A-Quran dalam menjawab kritikan ini berfirman, kiblat tidak berarti bahwa Allah memiliki tempat, sehingga menyebabkan kita menghadap ke barat atau ke timur. Tetapi semua; barat dan timur dan semua arah adalah milik-Nya. Tidak ada satupun tempat yang mulia bagi-Nya, tetapi dengan perintah-Nya, kita menghormati yang penting adalah kita menerima perintah-Nya dan kita menjalankan setiap perintah-Nya, baik kearah Ka'bah ataupun Baitul Maqdis. Siapa saja yang mendapat hidayah ke jalan ilahi yang lurus, maka ia harus menerimanya. Bukannya menerima segala sesuatu yang sesuai dengan kehendak sendiri.

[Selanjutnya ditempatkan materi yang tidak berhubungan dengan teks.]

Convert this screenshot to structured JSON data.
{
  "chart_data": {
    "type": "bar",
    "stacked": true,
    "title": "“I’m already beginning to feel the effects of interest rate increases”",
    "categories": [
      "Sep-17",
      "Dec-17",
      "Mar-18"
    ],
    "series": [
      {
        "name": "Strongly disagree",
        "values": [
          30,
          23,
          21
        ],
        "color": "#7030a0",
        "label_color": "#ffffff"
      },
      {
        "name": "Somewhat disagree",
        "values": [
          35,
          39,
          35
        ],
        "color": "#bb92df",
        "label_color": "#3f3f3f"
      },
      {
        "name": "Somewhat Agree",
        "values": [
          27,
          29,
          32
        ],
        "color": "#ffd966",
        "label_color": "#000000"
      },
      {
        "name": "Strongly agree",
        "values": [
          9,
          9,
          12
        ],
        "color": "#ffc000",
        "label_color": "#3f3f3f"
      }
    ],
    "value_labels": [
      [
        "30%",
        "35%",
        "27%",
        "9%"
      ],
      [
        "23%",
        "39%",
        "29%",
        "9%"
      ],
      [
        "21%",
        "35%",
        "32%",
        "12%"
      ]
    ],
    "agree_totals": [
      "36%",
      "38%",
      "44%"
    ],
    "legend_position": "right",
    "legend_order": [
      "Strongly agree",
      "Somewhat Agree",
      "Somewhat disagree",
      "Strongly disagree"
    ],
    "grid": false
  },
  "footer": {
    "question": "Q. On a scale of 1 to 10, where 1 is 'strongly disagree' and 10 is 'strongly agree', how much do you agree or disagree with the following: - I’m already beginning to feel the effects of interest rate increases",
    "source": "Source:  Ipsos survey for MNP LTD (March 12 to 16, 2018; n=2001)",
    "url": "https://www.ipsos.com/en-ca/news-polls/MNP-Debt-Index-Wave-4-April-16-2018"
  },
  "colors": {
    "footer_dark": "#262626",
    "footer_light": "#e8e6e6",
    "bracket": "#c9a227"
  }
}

Dari empat ayat tadi terdapat empat pelajaran yang dapat dipetik:‎
1. Allah merupakan Tuhan semua manusia bahkan semua mahluk. Dia tidak terbatas dalam satu agama dan ideologi, begitu juga bukan milik seseorang atau kelompok. Hanya perbuatan manusia yang menjadi sumber kedekatan atau jauhnya mereka dari-Nya.
2. Penyimpangan kebenaran sebuah agama dan sejarah adalah kezaliman kebudayaan terhadap keturunan umat manusia. Al-Quran menyebut perbuatan ini sebagai kezaliman terbesar.
3. Seharusnya kita memikirkan perbuatan kita sendiri bukannya membanggakan sejarah nenek moyang. Karena kebaikan mereka tidak mendatangkan pahala bagi kita, dan begitu juga sebaliknya, keburukan mereka tidak menyebabkan kekafiran kita.
4. Kiblat yaitu kita menghadap ke arah yang Allah perintahkan. Bukan berarti Allah berada di arah sana. Tidak ada bedanya ketika kita menghadap ke Baitul Maqdis atau sekarang menghadapi Ka'bah. Karena keduanya adalah perintah dari Allah dan bukan kehendak kita.